There is nothing to fear...
Many in the industry do not subscribe to the fears of the Electronic Frontier Foundation’s coalition and others. The service is optional—a tax is not.
“As a legitimate retailer, the cost of such a program is negligible,” says Wily of Sewell Direct. “Even assuming the cost is as high as 1 cent per e-mail, any retailer who cannot justify a $1,000 expense for reaching 100,000 opt-in customers probably has a message that would be considered spam by a recipient and hence should never be sent anyway. As a result, additional cost for certification added to an e-mail campaign will be offset by an increased open rate—ultimately leading to more sales.”
The e-mail medium has a reputation problem; certified e-mail can help solve it, contends Arial Software president and CEO Mike Adams, who two years ago launched an anti-spam campaign, www.SpamDontBuyIt.org. Arial sells mass e-mail marketing software.
“Spam has polluted our inboxes and phishing has made us distrustful of opening e-mail from our own banks, for example,” Adams says. “The medium of e-mail needs to be rescued, and I have long argued for a solution that would require some sort of expense to be paid by mass e-mail senders.
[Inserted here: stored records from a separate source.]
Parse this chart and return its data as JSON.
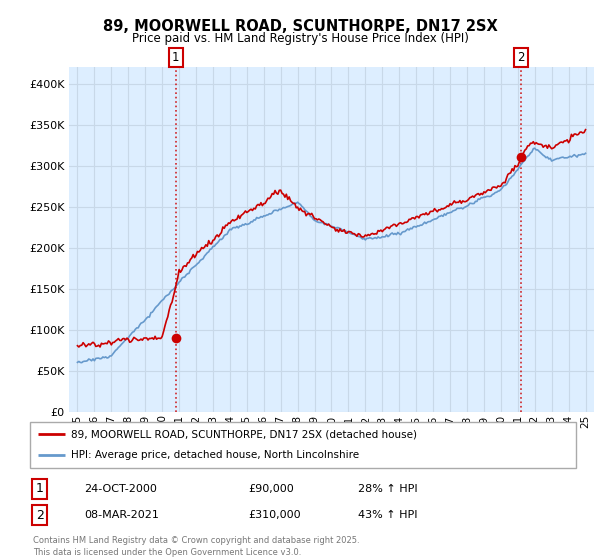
{
  "title": "89, MOORWELL ROAD, SCUNTHORPE, DN17 2SX",
  "subtitle": "Price paid vs. HM Land Registry's House Price Index (HPI)",
  "legend_line1": "89, MOORWELL ROAD, SCUNTHORPE, DN17 2SX (detached house)",
  "legend_line2": "HPI: Average price, detached house, North Lincolnshire",
  "sale1_date": 2000.81,
  "sale1_price": 90000,
  "sale1_label": "24-OCT-2000",
  "sale1_pct": "28% ↑ HPI",
  "sale2_date": 2021.18,
  "sale2_price": 310000,
  "sale2_label": "08-MAR-2021",
  "sale2_pct": "43% ↑ HPI",
  "footer": "Contains HM Land Registry data © Crown copyright and database right 2025.\nThis data is licensed under the Open Government Licence v3.0.",
  "red_color": "#cc0000",
  "blue_color": "#6699cc",
  "plot_bg": "#ddeeff",
  "grid_color": "#c8d8e8",
  "ylim": [
    0,
    420000
  ],
  "xlim_start": 1994.5,
  "xlim_end": 2025.5
}
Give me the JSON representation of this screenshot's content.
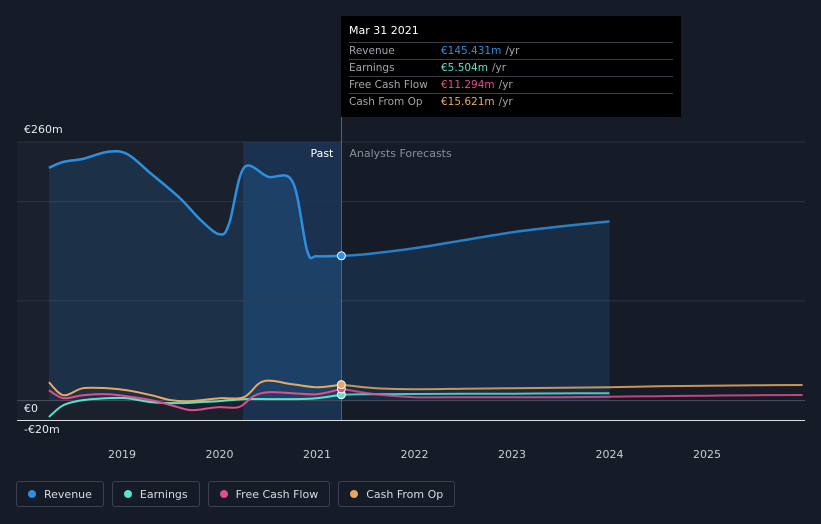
{
  "tooltip": {
    "date": "Mar 31 2021",
    "rows": [
      {
        "label": "Revenue",
        "value": "€145.431m",
        "unit": "/yr",
        "color": "#2d8fe0"
      },
      {
        "label": "Earnings",
        "value": "€5.504m",
        "unit": "/yr",
        "color": "#59e3cf"
      },
      {
        "label": "Free Cash Flow",
        "value": "€11.294m",
        "unit": "/yr",
        "color": "#e24d8c"
      },
      {
        "label": "Cash From Op",
        "value": "€15.621m",
        "unit": "/yr",
        "color": "#e9a95c"
      }
    ]
  },
  "legend": [
    {
      "label": "Revenue",
      "color": "#2d8fe0"
    },
    {
      "label": "Earnings",
      "color": "#59e3cf"
    },
    {
      "label": "Free Cash Flow",
      "color": "#e24d8c"
    },
    {
      "label": "Cash From Op",
      "color": "#e9a95c"
    }
  ],
  "chart_data": {
    "type": "line",
    "y_tick_labels": [
      "€260m",
      "€0",
      "-€20m"
    ],
    "x_tick_labels": [
      "2019",
      "2020",
      "2021",
      "2022",
      "2023",
      "2024",
      "2025"
    ],
    "ylim": [
      -20,
      260
    ],
    "past_label": "Past",
    "forecast_label": "Analysts Forecasts",
    "past_end": 2021.25,
    "series": [
      {
        "name": "Revenue",
        "color": "#2d8fe0",
        "points": [
          [
            2018.25,
            234
          ],
          [
            2018.4,
            240
          ],
          [
            2018.6,
            243
          ],
          [
            2018.85,
            250
          ],
          [
            2019.05,
            248
          ],
          [
            2019.3,
            228
          ],
          [
            2019.6,
            203
          ],
          [
            2019.8,
            182
          ],
          [
            2020.0,
            167
          ],
          [
            2020.1,
            178
          ],
          [
            2020.25,
            234
          ],
          [
            2020.5,
            225
          ],
          [
            2020.75,
            220
          ],
          [
            2020.9,
            150
          ],
          [
            2021.0,
            145
          ],
          [
            2021.25,
            145.4
          ],
          [
            2021.5,
            147
          ],
          [
            2022.0,
            153
          ],
          [
            2022.5,
            161
          ],
          [
            2023.0,
            169
          ],
          [
            2023.5,
            175
          ],
          [
            2024.0,
            180
          ]
        ]
      },
      {
        "name": "Earnings",
        "color": "#59e3cf",
        "points": [
          [
            2018.25,
            -17
          ],
          [
            2018.4,
            -5
          ],
          [
            2018.6,
            0
          ],
          [
            2018.85,
            2
          ],
          [
            2019.05,
            2
          ],
          [
            2019.3,
            -2
          ],
          [
            2019.6,
            -3
          ],
          [
            2019.8,
            -2
          ],
          [
            2020.0,
            -1
          ],
          [
            2020.25,
            1
          ],
          [
            2020.5,
            1
          ],
          [
            2020.75,
            1
          ],
          [
            2021.0,
            2
          ],
          [
            2021.25,
            5.5
          ],
          [
            2021.5,
            6
          ],
          [
            2022.0,
            6.2
          ],
          [
            2022.5,
            6.4
          ],
          [
            2023.0,
            6.5
          ],
          [
            2023.5,
            6.8
          ],
          [
            2024.0,
            7
          ]
        ]
      },
      {
        "name": "Free Cash Flow",
        "color": "#e24d8c",
        "points": [
          [
            2018.25,
            10
          ],
          [
            2018.4,
            2
          ],
          [
            2018.6,
            5
          ],
          [
            2018.85,
            6
          ],
          [
            2019.05,
            4
          ],
          [
            2019.3,
            0
          ],
          [
            2019.5,
            -5
          ],
          [
            2019.7,
            -10
          ],
          [
            2019.9,
            -8
          ],
          [
            2020.0,
            -7
          ],
          [
            2020.2,
            -7
          ],
          [
            2020.35,
            4
          ],
          [
            2020.5,
            8
          ],
          [
            2020.75,
            7
          ],
          [
            2021.0,
            6
          ],
          [
            2021.25,
            11.3
          ],
          [
            2021.6,
            6
          ],
          [
            2022.0,
            3
          ],
          [
            2022.5,
            3
          ],
          [
            2023.0,
            3
          ],
          [
            2023.5,
            3
          ],
          [
            2024.0,
            3.5
          ],
          [
            2024.5,
            4
          ],
          [
            2025.0,
            4.5
          ],
          [
            2025.5,
            5
          ],
          [
            2025.98,
            5.2
          ]
        ]
      },
      {
        "name": "Cash From Op",
        "color": "#e9a95c",
        "points": [
          [
            2018.25,
            18
          ],
          [
            2018.4,
            5
          ],
          [
            2018.6,
            12
          ],
          [
            2018.85,
            12
          ],
          [
            2019.05,
            10
          ],
          [
            2019.3,
            5
          ],
          [
            2019.5,
            0
          ],
          [
            2019.7,
            -1
          ],
          [
            2020.0,
            2
          ],
          [
            2020.25,
            3
          ],
          [
            2020.45,
            19
          ],
          [
            2020.75,
            16
          ],
          [
            2021.0,
            13
          ],
          [
            2021.25,
            15.6
          ],
          [
            2021.6,
            12
          ],
          [
            2022.0,
            11
          ],
          [
            2022.5,
            11.5
          ],
          [
            2023.0,
            12
          ],
          [
            2023.5,
            12.5
          ],
          [
            2024.0,
            13
          ],
          [
            2024.5,
            14
          ],
          [
            2025.0,
            14.5
          ],
          [
            2025.5,
            15
          ],
          [
            2025.98,
            15.3
          ]
        ]
      }
    ]
  }
}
When you change the economics by making it unprofitable to send spam, the spammers will pack up and move.”
The Goodmail program is simply a service retailers can employ to help ensure e-mail delivery, says Sam Cece, CEO of StrongMail Systems Inc., a vendor of e-mail infrastructure software that has worked with Goodmail and other companies to integrate e-mail reputation and other systems into its software.
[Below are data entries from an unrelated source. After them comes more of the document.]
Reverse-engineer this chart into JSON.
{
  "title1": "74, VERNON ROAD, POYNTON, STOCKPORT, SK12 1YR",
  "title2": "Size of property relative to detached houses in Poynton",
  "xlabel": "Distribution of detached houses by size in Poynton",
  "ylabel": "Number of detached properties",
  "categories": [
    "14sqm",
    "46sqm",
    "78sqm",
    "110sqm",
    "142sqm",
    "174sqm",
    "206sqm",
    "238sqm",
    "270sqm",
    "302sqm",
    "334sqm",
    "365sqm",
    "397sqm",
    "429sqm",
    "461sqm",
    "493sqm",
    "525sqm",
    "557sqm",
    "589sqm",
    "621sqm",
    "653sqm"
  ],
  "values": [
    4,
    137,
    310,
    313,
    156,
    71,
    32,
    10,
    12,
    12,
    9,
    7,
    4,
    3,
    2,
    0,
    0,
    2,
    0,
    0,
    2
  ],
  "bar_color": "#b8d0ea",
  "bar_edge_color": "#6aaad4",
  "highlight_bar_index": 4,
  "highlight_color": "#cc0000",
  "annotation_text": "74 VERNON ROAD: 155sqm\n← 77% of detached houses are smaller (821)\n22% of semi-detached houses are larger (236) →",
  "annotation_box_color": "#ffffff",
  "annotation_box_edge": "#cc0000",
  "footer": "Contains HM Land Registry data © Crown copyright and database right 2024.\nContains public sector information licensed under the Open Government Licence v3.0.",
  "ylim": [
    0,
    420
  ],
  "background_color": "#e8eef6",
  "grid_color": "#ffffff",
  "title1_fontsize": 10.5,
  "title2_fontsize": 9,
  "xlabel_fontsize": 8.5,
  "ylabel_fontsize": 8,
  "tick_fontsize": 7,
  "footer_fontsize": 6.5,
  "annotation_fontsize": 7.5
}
“I am not jumping on the ‘taxing the Internet’ bandwagon,” Cece states. “Retailers know they need to develop best practices to ensure their e-mail gets delivered. They use list hygiene, authentication services and other methods. Certified e-mail is just another option.”
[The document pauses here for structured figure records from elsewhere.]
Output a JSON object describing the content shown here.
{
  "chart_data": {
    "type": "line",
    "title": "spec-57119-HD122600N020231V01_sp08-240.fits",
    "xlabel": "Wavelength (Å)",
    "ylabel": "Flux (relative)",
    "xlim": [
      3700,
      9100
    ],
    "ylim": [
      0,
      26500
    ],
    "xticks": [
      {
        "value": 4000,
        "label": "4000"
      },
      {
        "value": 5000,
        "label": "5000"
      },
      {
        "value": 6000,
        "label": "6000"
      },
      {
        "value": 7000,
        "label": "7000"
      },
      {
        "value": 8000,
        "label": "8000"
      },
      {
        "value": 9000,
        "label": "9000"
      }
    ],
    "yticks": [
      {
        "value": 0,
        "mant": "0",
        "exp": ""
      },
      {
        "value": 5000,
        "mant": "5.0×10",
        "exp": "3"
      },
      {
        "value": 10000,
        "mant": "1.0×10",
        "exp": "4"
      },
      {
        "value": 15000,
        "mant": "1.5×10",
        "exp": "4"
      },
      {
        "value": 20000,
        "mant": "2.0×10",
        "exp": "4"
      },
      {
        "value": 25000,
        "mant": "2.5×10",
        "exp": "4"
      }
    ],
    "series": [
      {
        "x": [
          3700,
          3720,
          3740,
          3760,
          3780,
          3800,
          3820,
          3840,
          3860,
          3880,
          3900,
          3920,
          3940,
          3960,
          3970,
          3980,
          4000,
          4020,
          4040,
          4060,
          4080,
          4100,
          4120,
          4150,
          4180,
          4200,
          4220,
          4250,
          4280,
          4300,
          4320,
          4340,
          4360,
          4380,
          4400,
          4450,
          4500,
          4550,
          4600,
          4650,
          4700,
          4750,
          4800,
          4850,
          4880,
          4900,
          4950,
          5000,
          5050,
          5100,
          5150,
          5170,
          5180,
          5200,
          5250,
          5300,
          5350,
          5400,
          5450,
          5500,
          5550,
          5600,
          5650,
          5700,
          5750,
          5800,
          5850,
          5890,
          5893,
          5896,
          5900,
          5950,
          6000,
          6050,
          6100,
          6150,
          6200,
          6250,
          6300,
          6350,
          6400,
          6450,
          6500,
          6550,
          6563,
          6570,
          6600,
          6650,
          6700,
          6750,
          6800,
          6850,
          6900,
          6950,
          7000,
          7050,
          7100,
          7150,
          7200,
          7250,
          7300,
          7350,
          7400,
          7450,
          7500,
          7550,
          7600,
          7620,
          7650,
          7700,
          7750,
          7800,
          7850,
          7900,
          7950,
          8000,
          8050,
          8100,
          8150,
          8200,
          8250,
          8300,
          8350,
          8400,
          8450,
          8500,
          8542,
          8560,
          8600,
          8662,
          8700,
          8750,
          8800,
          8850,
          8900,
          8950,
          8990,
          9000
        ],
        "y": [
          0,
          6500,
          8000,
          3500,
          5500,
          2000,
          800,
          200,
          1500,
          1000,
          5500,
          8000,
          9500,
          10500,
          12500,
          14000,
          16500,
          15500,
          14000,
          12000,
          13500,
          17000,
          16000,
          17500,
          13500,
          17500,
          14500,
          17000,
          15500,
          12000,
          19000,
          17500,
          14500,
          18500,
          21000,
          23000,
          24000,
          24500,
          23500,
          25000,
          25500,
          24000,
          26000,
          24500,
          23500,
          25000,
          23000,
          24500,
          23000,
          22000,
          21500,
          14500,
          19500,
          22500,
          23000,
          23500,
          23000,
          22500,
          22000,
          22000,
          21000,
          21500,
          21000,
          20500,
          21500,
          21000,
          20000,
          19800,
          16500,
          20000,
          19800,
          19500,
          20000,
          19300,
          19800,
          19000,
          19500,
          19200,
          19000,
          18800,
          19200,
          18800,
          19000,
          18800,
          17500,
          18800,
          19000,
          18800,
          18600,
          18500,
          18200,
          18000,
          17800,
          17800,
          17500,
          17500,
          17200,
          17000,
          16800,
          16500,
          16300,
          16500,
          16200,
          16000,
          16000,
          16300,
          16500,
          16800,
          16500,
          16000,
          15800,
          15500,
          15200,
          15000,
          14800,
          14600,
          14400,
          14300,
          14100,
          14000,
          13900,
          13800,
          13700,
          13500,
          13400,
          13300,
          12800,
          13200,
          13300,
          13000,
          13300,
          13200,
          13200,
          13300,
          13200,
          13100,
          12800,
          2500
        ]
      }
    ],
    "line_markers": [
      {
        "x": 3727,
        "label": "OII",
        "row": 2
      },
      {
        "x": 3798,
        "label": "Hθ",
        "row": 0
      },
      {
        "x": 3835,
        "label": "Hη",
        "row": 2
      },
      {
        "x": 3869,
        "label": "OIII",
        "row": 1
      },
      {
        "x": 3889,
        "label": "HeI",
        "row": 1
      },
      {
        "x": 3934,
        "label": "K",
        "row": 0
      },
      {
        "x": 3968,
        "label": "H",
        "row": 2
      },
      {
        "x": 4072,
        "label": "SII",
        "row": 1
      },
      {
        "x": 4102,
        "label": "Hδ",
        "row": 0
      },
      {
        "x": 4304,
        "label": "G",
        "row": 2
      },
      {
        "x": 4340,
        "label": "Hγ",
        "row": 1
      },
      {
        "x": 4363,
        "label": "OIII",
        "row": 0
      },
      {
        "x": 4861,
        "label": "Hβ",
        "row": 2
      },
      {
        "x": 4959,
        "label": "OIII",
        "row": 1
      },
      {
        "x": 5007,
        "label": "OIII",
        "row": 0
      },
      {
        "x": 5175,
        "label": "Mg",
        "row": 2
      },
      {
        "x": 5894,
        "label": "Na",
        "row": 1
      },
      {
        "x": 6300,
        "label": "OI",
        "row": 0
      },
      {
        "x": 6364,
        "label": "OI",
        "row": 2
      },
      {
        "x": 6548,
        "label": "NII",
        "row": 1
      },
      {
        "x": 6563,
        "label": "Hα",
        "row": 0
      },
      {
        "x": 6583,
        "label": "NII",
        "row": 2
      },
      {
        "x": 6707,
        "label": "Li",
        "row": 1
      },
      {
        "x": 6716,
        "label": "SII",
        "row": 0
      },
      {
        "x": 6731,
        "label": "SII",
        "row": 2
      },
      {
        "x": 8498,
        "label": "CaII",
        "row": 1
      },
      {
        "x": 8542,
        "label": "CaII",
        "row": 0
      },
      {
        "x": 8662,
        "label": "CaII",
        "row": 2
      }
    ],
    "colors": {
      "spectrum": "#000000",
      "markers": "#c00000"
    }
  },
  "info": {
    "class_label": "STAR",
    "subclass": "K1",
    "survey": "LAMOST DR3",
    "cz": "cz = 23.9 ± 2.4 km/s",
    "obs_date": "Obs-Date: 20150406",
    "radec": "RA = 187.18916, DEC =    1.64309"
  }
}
And Salai of CD Universe, who expresses concerns about the service, nonetheless sees advantages. “We rely heavily on e-mail marketing and search engine optimization. If the costs of certified e-mail can be justified by even a small increase in conversion, it would be worth considering.”
For its part, Goodmail says its service is a practical alternative, in part because the e-mail inbox is, as the company puts it, a dangerous place. It has described its service as a “safe and reliable class of e-mail to help shield consumers from spam, fraud and phishing attacks.”
Is it safe?
“None of us can look at a commercial message today and be comfortable it is OK,” says Goodmail CEO Gingras. “Certified e-mail was created as a class of e-mail to allow consumers to easily see that a message is authentic. We are taking great efforts with AOL and Yahoo to ensure legitimate messages are clearly seen as legitimate. Certified e-mail is about offering companies another class of e-mail they can use to communicate with consumers.”
As history has proven, change—whether good or bad—often is met with great resistance. In this case, the reservations and criticisms being expressed may help guide the ongoing evolution of the Internet.
“It’s a troubling but exhilarating issue,” says Hoffman at the Sloan Center for Internet Retailing. “We’ve reached the point in the commercialization of the Internet where it is appropriate to have discussions about changing the economic model. In principle, it is interesting having ‘tariffs’ based on levels of service. But this particular case does raise some troubling issues.